Mr Toomey’s concerns were echoed by Joe Manchin, the Democratic senator, who said he did not want impeachment proceedings to distract Mr Biden in his first few months in office.

Mr Trump has been roundly condemned for urging on a crowd of supporters who went on to storm the Capitol building, resulting in the deaths of five people, including a police officer. The rioters briefly stopped the certification of Mr Biden’s electoral victory, which Mr Trump continues falsely to claim was illegitimate, trashed furniture and posed for photographs.

Members of Congress who sheltered in a secure room amid the violence may also have been exposed to coronavirus. Brian Monahan, the attending physician to Congress, emailed members on Sunday, warning: “Individuals may have been exposed to another occupant with coronavirus infection.”

The siege has caused a split in the party between Trump loyalists and establishment Republicans who want a break from the president’s brand of politics.

Several members of Mr Trump’s administration have resigned, while others have called for him to face criminal charges once he leaves office.

Mick Mulvaney, the president’s former chief of staff who stood down last week from his role as special envoy to Northern Ireland, called the events a “fundamental threat to the United States”. He predicted Mr Trump would be ostracised by his party as a result.

“I thought the president would be presidential . . . I don’t know what’s going on inside the Oval Office now and I don’t know what’s going on inside the president’s head,” Mr Mulvaney told NBC News on Sunday.

Arnold Schwarzenegger, the Republican former governor of California, compared the violence to Kristallnacht. “Wednesday was the Day of Broken Glass right here in the United States . . . [Mr Trump] sought a coup by misleading people with lies,” he said in a speech posted on Twitter.

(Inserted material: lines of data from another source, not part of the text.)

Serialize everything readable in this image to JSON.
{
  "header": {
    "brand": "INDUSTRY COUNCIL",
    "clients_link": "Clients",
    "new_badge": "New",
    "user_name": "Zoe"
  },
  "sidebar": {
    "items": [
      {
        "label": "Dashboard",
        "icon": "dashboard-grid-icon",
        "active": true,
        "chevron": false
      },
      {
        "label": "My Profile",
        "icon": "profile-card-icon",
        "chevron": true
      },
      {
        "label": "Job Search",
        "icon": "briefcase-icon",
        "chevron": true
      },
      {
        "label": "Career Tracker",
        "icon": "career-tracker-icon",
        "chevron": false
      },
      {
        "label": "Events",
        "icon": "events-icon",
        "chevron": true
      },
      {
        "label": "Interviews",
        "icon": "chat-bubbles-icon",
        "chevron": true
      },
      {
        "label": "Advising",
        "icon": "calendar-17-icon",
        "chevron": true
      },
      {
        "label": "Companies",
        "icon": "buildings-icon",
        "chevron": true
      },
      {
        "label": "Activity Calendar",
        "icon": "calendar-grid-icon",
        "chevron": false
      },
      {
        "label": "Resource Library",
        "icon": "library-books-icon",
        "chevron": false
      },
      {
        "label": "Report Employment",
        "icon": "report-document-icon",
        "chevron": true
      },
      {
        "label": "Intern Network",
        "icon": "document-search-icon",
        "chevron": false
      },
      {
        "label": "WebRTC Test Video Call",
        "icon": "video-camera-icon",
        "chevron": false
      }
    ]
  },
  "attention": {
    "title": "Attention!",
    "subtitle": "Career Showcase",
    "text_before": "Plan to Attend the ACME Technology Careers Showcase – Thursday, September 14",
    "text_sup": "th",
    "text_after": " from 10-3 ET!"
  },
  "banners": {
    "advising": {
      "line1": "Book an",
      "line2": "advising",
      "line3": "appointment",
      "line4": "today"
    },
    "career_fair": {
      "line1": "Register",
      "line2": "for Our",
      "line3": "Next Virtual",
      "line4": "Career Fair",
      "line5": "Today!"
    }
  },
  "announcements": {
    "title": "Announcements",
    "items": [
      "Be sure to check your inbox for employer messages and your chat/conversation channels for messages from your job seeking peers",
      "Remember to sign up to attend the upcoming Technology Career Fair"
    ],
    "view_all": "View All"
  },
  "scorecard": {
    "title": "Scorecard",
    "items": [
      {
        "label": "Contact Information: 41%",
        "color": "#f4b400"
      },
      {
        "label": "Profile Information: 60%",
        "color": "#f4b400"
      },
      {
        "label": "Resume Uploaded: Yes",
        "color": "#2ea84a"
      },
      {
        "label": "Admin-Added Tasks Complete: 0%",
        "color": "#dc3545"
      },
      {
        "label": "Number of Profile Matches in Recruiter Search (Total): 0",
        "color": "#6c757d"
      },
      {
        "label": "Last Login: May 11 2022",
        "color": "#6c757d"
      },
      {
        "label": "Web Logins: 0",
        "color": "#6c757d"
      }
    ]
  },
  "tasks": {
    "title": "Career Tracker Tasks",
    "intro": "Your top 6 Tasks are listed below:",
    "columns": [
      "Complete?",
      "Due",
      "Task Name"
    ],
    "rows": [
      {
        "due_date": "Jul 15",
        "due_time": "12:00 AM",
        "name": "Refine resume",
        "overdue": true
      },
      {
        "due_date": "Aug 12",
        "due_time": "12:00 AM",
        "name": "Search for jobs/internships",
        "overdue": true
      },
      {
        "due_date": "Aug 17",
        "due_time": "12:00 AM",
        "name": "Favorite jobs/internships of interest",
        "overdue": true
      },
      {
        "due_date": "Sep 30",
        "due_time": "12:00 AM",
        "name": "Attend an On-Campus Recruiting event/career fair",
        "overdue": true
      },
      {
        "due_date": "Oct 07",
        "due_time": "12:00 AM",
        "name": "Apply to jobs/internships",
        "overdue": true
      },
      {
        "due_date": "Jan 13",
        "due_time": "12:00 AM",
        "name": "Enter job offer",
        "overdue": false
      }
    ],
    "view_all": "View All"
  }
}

Donors have also started to turn their backs on Mr Trump’s Republican allies, with at least three big corporate donors saying they would no longer give money to certain members of the party. Marriott International, the hotel chain, said it would not donate to Republican senators who voted against certifying Mr Biden’s election.

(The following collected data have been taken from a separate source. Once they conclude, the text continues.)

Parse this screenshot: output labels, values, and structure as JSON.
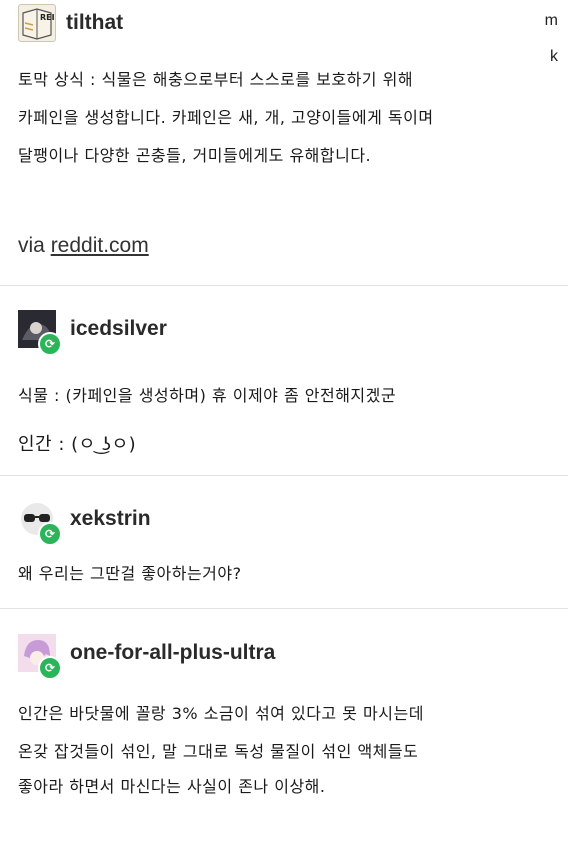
{
  "side_letters": [
    "m",
    "k"
  ],
  "posts": [
    {
      "username": "tilthat",
      "avatar_text": "REI",
      "lines": [
        "토막 상식 : 식물은 해충으로부터 스스로를 보호하기 위해",
        "카페인을 생성합니다. 카페인은 새, 개, 고양이들에게 독이며",
        "달팽이나 다양한 곤충들, 거미들에게도 유해합니다."
      ],
      "via_prefix": "via ",
      "via_link": "reddit.com"
    },
    {
      "username": "icedsilver",
      "lines": [
        "식물 : (카페인을 생성하며) 휴 이제야 좀 안전해지겠군",
        "인간 : (ㅇ ͜ʖㅇ)"
      ]
    },
    {
      "username": "xekstrin",
      "lines": [
        "왜 우리는 그딴걸 좋아하는거야?"
      ]
    },
    {
      "username": "one-for-all-plus-ultra",
      "lines": [
        "인간은 바닷물에 꼴랑 3% 소금이 섞여 있다고 못 마시는데",
        "온갖 잡것들이 섞인, 말 그대로 독성 물질이 섞인 액체들도",
        "좋아라 하면서 마신다는 사실이 존나 이상해."
      ]
    }
  ]
}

While Democrats are preparing to impeach the president this week, they are likely to postpone referring the matter to the Senate for a trial until after he leaves the White House. At that point, Senators could vote on whether to bar the president from office in future, in a move that would scupper his hopes of running in 2024.

Jim Clyburn, the Democratic House majority whip, said they could even delay starting a Senate trial until after Mr Biden’s first 100 days in office.

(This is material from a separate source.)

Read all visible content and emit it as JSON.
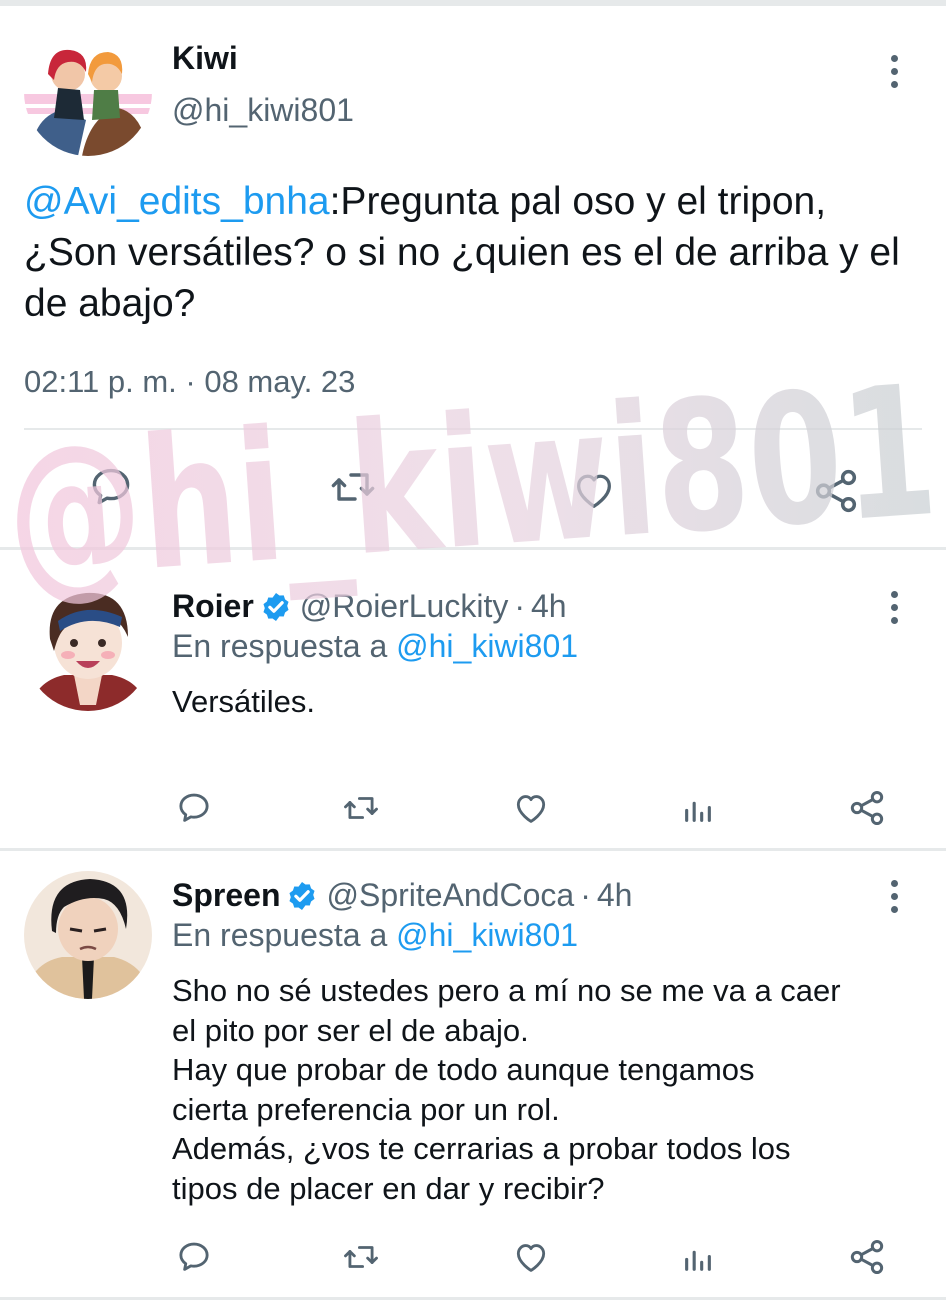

Winning a Senate vote is likely to prove far harder, however, than impeaching Mr Trump. Doing so would require a two-thirds majority in the Senate.

Meanwhile, authorities continued to announce arrests over last week’s violence, with Michael Sherwin, the acting US attorney for the District of Columbia, telling NPR that “hundreds” of people could ultimately face charges over the storming of the Capitol.

Jason Crow, the Democratic Congressman from Colorado, said he had been told by Ryan McCarthy, the secretary of the army, that 25 domestic terrorism cases had been opened as a result of the violence. Mr Crow added that he was told guns, explosives and cable ties had also been recovered from the scene.

Larry Brock and Eric Munchel were both charged on Sunday with violent entry and disorderly conduct after being seen carrying plastic wrist ties into the Capitol building.